The inception score on UCF101

docker run --rm -v $PWD:/tgan2 -t tgan2 \
bash -c "cd /tgan2 && \
python3 scripts/compute_inception_score.py \
results/full-bs-128/config.yml \
-m results/full-bs-128/generator_iter_82000.npz \
-o results/full-bs-128/result.yml"

The inception score will be saved in the path given as the -o option.

FID scores

Calculate statistics of the UCF101 dataset

docker run --rm -v $PWD:/tgan2 -t tgan2 \
bash -c "cd /tgan2 && \
python3 scripts/compute_fid.py \
--ucf101-h5path-train datasets/ucf101_192x256/train.h5 \
--ucf101-config-train datasets/ucf101_192x256/train.json \
--c3d-pretrained-model datasets/models/conv3d_deepnetA_ucf.npz \
--stat-output datasets/ucf101_192x256/ucf101_192px_stat.npz"

This command saves the resulting statistics of UCF101 (192x192 resolution) to the path given by --stat-output option.

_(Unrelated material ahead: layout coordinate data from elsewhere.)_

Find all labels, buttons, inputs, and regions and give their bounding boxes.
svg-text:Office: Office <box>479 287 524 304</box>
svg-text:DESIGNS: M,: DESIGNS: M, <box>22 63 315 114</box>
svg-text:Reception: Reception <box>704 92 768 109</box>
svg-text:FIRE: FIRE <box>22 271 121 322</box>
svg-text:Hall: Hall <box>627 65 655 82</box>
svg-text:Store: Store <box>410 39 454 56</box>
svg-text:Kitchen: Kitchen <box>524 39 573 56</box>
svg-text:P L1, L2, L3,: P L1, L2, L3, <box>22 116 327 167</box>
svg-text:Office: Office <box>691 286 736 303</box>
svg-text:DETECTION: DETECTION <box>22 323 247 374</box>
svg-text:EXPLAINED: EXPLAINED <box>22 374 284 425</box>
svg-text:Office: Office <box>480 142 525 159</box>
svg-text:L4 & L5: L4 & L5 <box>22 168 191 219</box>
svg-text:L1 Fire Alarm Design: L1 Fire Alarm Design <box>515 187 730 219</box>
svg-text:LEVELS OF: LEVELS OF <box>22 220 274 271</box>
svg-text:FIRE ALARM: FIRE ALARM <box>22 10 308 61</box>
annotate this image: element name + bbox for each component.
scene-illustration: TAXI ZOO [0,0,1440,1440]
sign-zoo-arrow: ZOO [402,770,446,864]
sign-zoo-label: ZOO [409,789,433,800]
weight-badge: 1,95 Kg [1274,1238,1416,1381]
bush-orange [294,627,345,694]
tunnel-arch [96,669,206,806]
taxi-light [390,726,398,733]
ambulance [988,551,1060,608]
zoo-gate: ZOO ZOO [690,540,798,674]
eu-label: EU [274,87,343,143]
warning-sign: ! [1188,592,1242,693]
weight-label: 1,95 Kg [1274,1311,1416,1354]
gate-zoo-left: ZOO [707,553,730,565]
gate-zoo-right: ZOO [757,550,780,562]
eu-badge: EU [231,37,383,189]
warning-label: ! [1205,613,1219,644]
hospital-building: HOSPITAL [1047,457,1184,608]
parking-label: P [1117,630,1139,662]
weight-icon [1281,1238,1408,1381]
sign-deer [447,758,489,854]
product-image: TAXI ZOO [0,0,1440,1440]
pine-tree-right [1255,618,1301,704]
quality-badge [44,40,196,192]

Calculate the FID score of a given trained model

docker run --rm -v $PWD:/tgan2 -t tgan2 \
bash -c "cd /tgan2 && \
python3 scripts/compute_fid.py \
--stat-filename datasets/ucf101_192x256/ucf101_192x256_stat.npz \
--config results/full-bs-128/config.yml \
--gen-snapshot results/full-bs-128/generator_iter_82000.npz \
--n-samples 2048 \
--batchsize 32 \
--result-dir results/full-bs-128"

--batchsize 32 comsumes about 13245MiB of the GPU memory, while --batchsize 64 requires about 24261MiB and --batchsize 80 requries about 32171MiB. If you run this on a 32 GB V100 GPU, choose 64 or 80 for the batchsize to make the calculation faster.

Results

Model	UCF101
Conv3D (gen: conv3d, dis: conv3d)	9.53
Conv-ResNet (gen: conv3d, dis: resnet)	9.74
ResNet3D (gen: resnet, dis: resnet)	9.62
TGAN (v1)	11.85 +- 0.07
TGANv2 (gen: convLSTM+MultiResNet dis: MultiResNet)	25.07 +- 0.47

The FID score of TGANv2 on UCF101 is 3457.42 +- 26.81.

Citation

Please cite this paper when you use the code in this repository:

@journal{TGAN2020,
    author = {Saito, Masaki and Saito, Shunta and Koyama, Masanori and Kobayashi, Sosuke},
    title = {Train Sparsely, Generate Densely: Memory-efficient Unsupervised Training of High-resolution Temporal GAN},
    booktitle = {International Journal of Computer Vision},
    year = {2020},
    month = may,
    doi = {10.1007/s11263-020-01333-y},
    url = {https://doi.org/10.1007/s11263-020-01333-y},
}

You can find our paper also on arxiv.